As you may know, I’m engaging in a bit of my practice-research around object-oriented photography and publishing on/in/through Facebook. Using my favourite new camera (the screengrab facility on my phone), I’m ‘taking’ photos of the images in the Haystack, uploading them back into the space (where they JPEG-encoded as visible images). I’m (re)mixing these with OOPh images of material objects connecting and reconnecting in the molten core of objects located in the flat ontological mesh that Harman, Morton, Bryant and Bogost speak of. These works (as well as other non-Facebook practice-research experiments) are my photographic/media/publishing version of what Ian Bogost calls carpentry, crafting things as a philosophical practice. For Bogost that is software, games etc – Cow Clicker being only the most famous. In ‘carpentry’-based practice -research, the artefact is not illustration or even simply source material for philosophical musing or critique. Rather it is the site of that musing or research. In my case, my ‘experiments’, artifacts, works are where I (or anyone else) finds out about the workings of JPEG and distributed imag(in)ing.
Anyway, when I saw that on New Year’s Day 2012 that copyright on James Joyce’s work ended, I decided to carve out another work. Following Ken Goldsmith’s idea of ‘uncreative writing‘ which he explores in his new book (which I’d just finished – of courses as an eText!), I decided to (re)wrte Finnegans Wake on Twitter and Facebook, 140 characters at a time. Because I’m particularly interested in Facebook’s new Timeline, I decided to work with that new time-space and write it backwards. One day I (and you)’ll be able to look at my Timeline (NB not Twitter page because they will have fallen into Twitter’s non-space, although they will be archived/republished here) – and read from “riverrun, past Eve and Af=dam’s, from swerve of shore” and on. A few rules:
- Each passage must be 140 characters exactly even if that means splitting a word.
- Each passage must be 140 characters including any space at the beginning or end.
- Each passage must be copied and pasted from the Web to the Web.
A few initial ‘findings’:
1. One friend on Facebook spotted what I was doing:
But of course to open up the experiment to other ‘writers’, not that I could stop them, would be to reverse the Timeline. Here carpentry/practice-research opens up issues of Facebook’s logic, software objects and reworking of time and space.
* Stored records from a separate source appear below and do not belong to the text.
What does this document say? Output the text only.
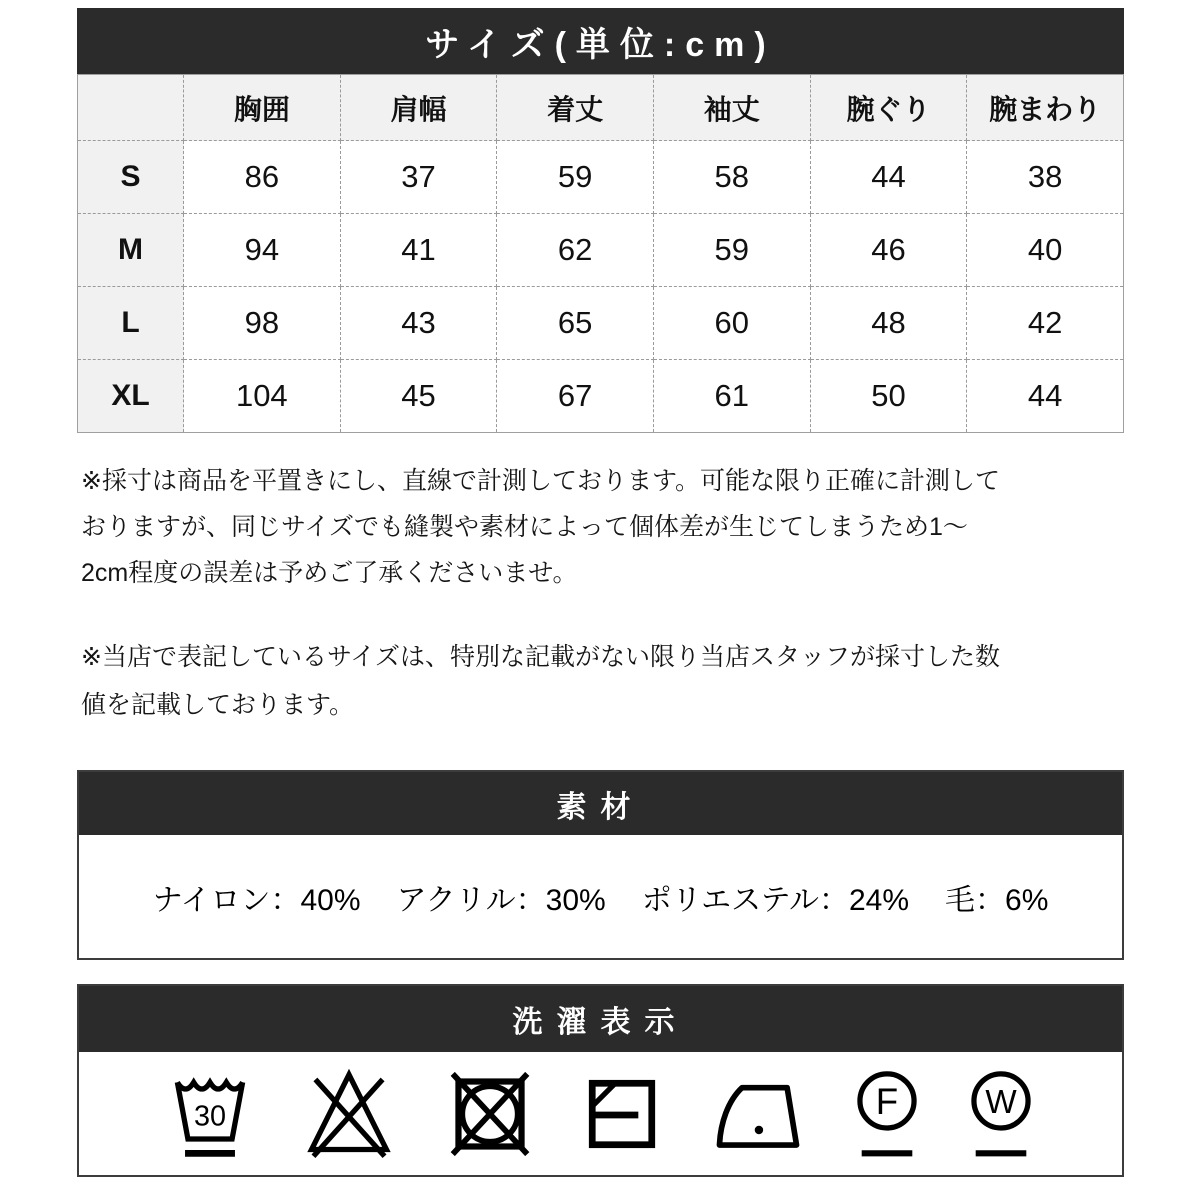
サイズ(単位:cm)
	胸囲	肩幅	着丈	袖丈	腕ぐり	腕まわり
S	86	37	59	58	44	38
M	94	41	62	59	46	40
L	98	43	65	60	48	42
XL	104	45	67	61	50	44
※採寸は商品を平置きにし、直線で計測しております。可能な限り正確に計測して
おりますが、同じサイズでも縫製や素材によって個体差が生じてしまうため1～
2cm程度の誤差は予めご了承くださいませ。
※当店で表記しているサイズは、特別な記載がない限り当店スタッフが採寸した数
値を記載しております。
素材
ナイロン：40% アクリル：30% ポリエステル：24% 毛：6%
洗濯表示
30	F W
2. As the work moves forward (or backward) on Facebook and Twitter, Finnegans Wake (or maybe Finnegans Wake’ [single quote being the Maths symbol for not-negation]), the passages will become entangled with other Facebook/Twitter objects – photos, links, friends’ news etc. Here carpentry/practice-research opens up the object-oriented nature of distributed media and media spaces as well as the sensual/real splits and the vicarious causation apparent as objects connect with other objects within the heart of the Timeline object, the Facebook database objects, the Social Graph object.
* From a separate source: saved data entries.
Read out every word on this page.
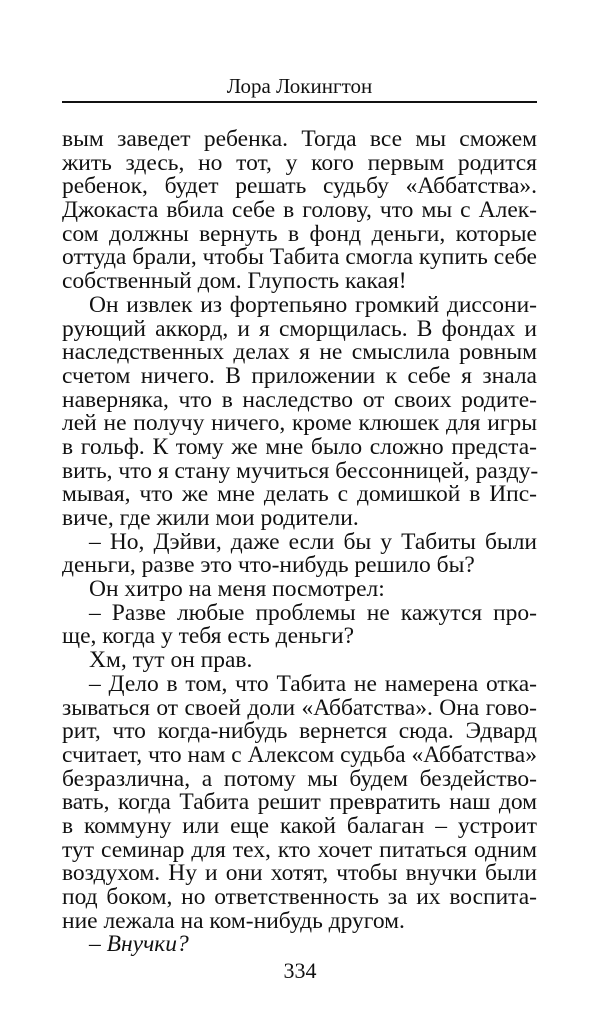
Лора Локингтон
вым заведет ребенка. Тогда все мы сможем
жить здесь, но тот, у кого первым родится
ребенок, будет решать судьбу «Аббатства».
Джокаста вбила себе в голову, что мы с Алек-
сом должны вернуть в фонд деньги, которые
оттуда брали, чтобы Табита смогла купить себе
собственный дом. Глупость какая!
Он извлек из фортепьяно громкий диссони-
рующий аккорд, и я сморщилась. В фондах и
наследственных делах я не смыслила ровным
счетом ничего. В приложении к себе я знала
наверняка, что в наследство от своих родите-
лей не получу ничего, кроме клюшек для игры
в гольф. К тому же мне было сложно предста-
вить, что я стану мучиться бессонницей, разду-
мывая, что же мне делать с домишкой в Ипс-
виче, где жили мои родители.
– Но, Дэйви, даже если бы у Табиты были
деньги, разве это что-нибудь решило бы?
Он хитро на меня посмотрел:
– Разве любые проблемы не кажутся про-
ще, когда у тебя есть деньги?
Хм, тут он прав.
– Дело в том, что Табита не намерена отка-
зываться от своей доли «Аббатства». Она гово-
рит, что когда-нибудь вернется сюда. Эдвард
считает, что нам с Алексом судьба «Аббатства»
безразлична, а потому мы будем бездейство-
вать, когда Табита решит превратить наш дом
в коммуну или еще какой балаган – устроит
тут семинар для тех, кто хочет питаться одним
воздухом. Ну и они хотят, чтобы внучки были
под боком, но ответственность за их воспита-
ние лежала на ком-нибудь другом.
– Внучки?
334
I’m interested in how Facebook and Twitter work (and can be used) as publishing as well as research spaces. The best way to explore what Facebook ‘does’ to our ideas of content, stories, images, creativity, media is to use it. The best way to research it as object space is to connects some objects with it and through it. I would argue that carpentry/practice-research opens up more questions, issues, ideas and frameworks – as well, to my mind, demonstrating the power and reach of OOO – than attempting to stand outside (as a Subject rather than object) and figure out the connections, references and allusions… hence my choice of Finnegans Wake.
STOP PRESS:
Another thing I just noticed. When I post a fragment on Facebook or Twitter that has a space at the beginning, the software corrects it for me.
STOP PRESS 13.01.12
Wonderful Pingback on this post. Scraped into site on ‘Carpentry’. You gotta love algorithm’s sense of humour!